28/08/2025
Había una vez, en lo profundo de la selva donde el río canta y la luna se esconde entre las hojas, un abuelo sabio que guardaba la medicina del yagé.
Dicen que sus ojos eran dos luciérnagas encendidas, y que en sus manos el fuego y el agua se unían. Cada noche, el abuelo prendía su p**a y soplaba humo hacia las estrellas, llamando a los espíritus del jaguar, del águila y de la anaconda.
Cuando servía la medicina, el bosque entero despertaba: los árboles murmuraban en lenguas antiguas, las flores abrían sus corazones y la liana brillaba como un río de luz.
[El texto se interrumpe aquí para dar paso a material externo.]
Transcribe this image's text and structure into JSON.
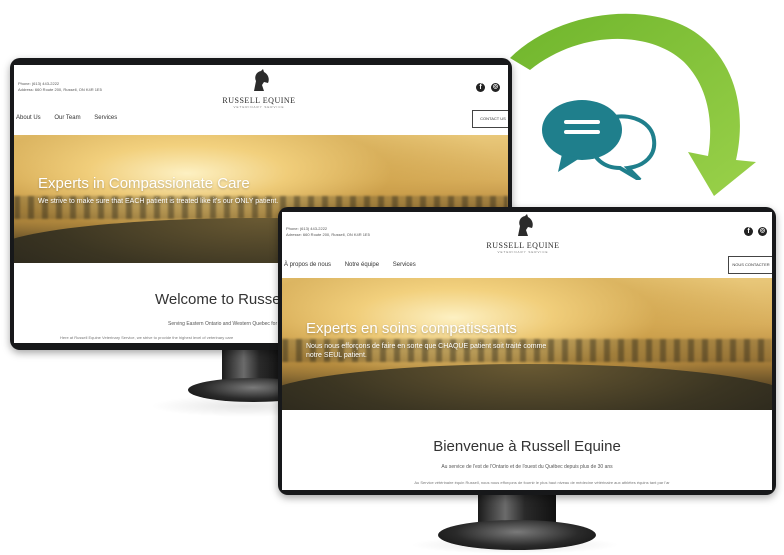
{
  "colors": {
    "arrow_green": "#8cc63f",
    "bubble_teal": "#1f7f8c",
    "bezel": "#17181a",
    "hero_gold": "#d8ae5c"
  },
  "icons": {
    "arrow": "curved-arrow-icon",
    "chat": "chat-bubbles-icon",
    "facebook": "facebook-icon",
    "instagram": "instagram-icon",
    "logo": "horse-head-logo-icon"
  },
  "english_site": {
    "contact_lines": [
      "Phone: (613) 443-2222",
      "Address: 660 Route 200, Russell, ON K4R 1E5"
    ],
    "logo_name": "RUSSELL EQUINE",
    "logo_sub": "VETERINARY SERVICE",
    "nav": [
      "About Us",
      "Our Team",
      "Services"
    ],
    "cta": "CONTACT US",
    "hero_title": "Experts in Compassionate Care",
    "hero_text": "We strive to make sure that EACH patient is treated like it's our ONLY patient.",
    "welcome": "Welcome to Russell Equine",
    "serving": "Serving Eastern Ontario and Western Quebec for over 30 years",
    "body": "Here at Russell Equine Veterinary Service, we strive to provide the highest level of veterinary care"
  },
  "french_site": {
    "contact_lines": [
      "Phone: (613) 443-2222",
      "Adresse: 660 Route 200, Russell, ON K4R 1E5"
    ],
    "logo_name": "RUSSELL EQUINE",
    "logo_sub": "VETERINARY SERVICE",
    "nav": [
      "À propos de nous",
      "Notre équipe",
      "Services"
    ],
    "cta": "NOUS CONTACTER",
    "hero_title": "Experts en soins compatissants",
    "hero_text": "Nous nous efforçons de faire en sorte que CHAQUE patient soit traité comme notre SEUL patient.",
    "welcome": "Bienvenue à Russell Equine",
    "serving": "Au service de l'est de l'Ontario et de l'ouest du Québec depuis plus de 30 ans",
    "body": "Au Service vétérinaire équin Russell, nous nous efforçons de fournir le plus haut niveau de médecine vétérinaire aux athlètes équins tant par l'ar"
  }
}
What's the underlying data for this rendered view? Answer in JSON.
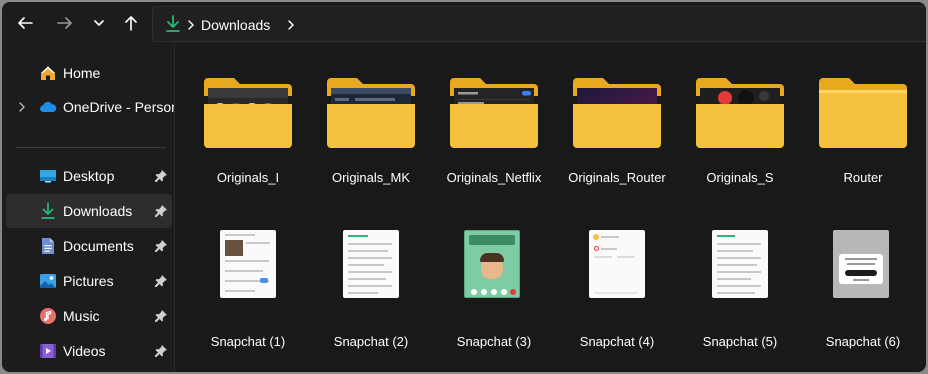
{
  "toolbar": {
    "back_icon": "arrow-left-icon",
    "forward_icon": "arrow-right-icon",
    "recent_icon": "chevron-down-icon",
    "up_icon": "arrow-up-icon"
  },
  "address": {
    "location_icon": "download-icon",
    "path": "Downloads"
  },
  "sidebar": {
    "items": [
      {
        "label": "Home",
        "icon": "home-icon",
        "pinned": false
      },
      {
        "label": "OneDrive - Persona",
        "icon": "cloud-icon",
        "pinned": false,
        "expandable": true
      },
      {
        "label": "Desktop",
        "icon": "desktop-icon",
        "pinned": true
      },
      {
        "label": "Downloads",
        "icon": "download-icon",
        "pinned": true,
        "active": true
      },
      {
        "label": "Documents",
        "icon": "document-icon",
        "pinned": true
      },
      {
        "label": "Pictures",
        "icon": "pictures-icon",
        "pinned": true
      },
      {
        "label": "Music",
        "icon": "music-icon",
        "pinned": true
      },
      {
        "label": "Videos",
        "icon": "videos-icon",
        "pinned": true
      }
    ]
  },
  "folders": [
    {
      "name": "Originals_I"
    },
    {
      "name": "Originals_MK"
    },
    {
      "name": "Originals_Netflix"
    },
    {
      "name": "Originals_Router"
    },
    {
      "name": "Originals_S"
    },
    {
      "name": "Router"
    }
  ],
  "files": [
    {
      "name": "Snapchat (1)"
    },
    {
      "name": "Snapchat (2)"
    },
    {
      "name": "Snapchat (3)"
    },
    {
      "name": "Snapchat (4)"
    },
    {
      "name": "Snapchat (5)"
    },
    {
      "name": "Snapchat (6)"
    }
  ],
  "colors": {
    "accent_green": "#2bb673",
    "folder_yellow": "#f6c23e",
    "background": "#191919"
  }
}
Quien bebía del cáliz sagrado, viajaba hacia adentro, donde habitan los abuelos que ya partieron, y allí encontraba respuestas, canciones y memorias que habían estado dormidas.
El abuelo siempre decía:
“El yagé no es para ver afuera, sino para mirar dentro. Es el puente entre la sangre que hoy corre y la que un día corrió en nuestros ancestros. Quien bebe con respeto, escucha la voz de la Tierra, y quien escucha esa voz, nunca vuelve a estar solo.”
Desde entonces, cada sorbo de medicina se convirtió en un canto de unión, un camino de regreso a la raíz, y un recordatorio de que todos somos ramas de un mismo árbol sagrado.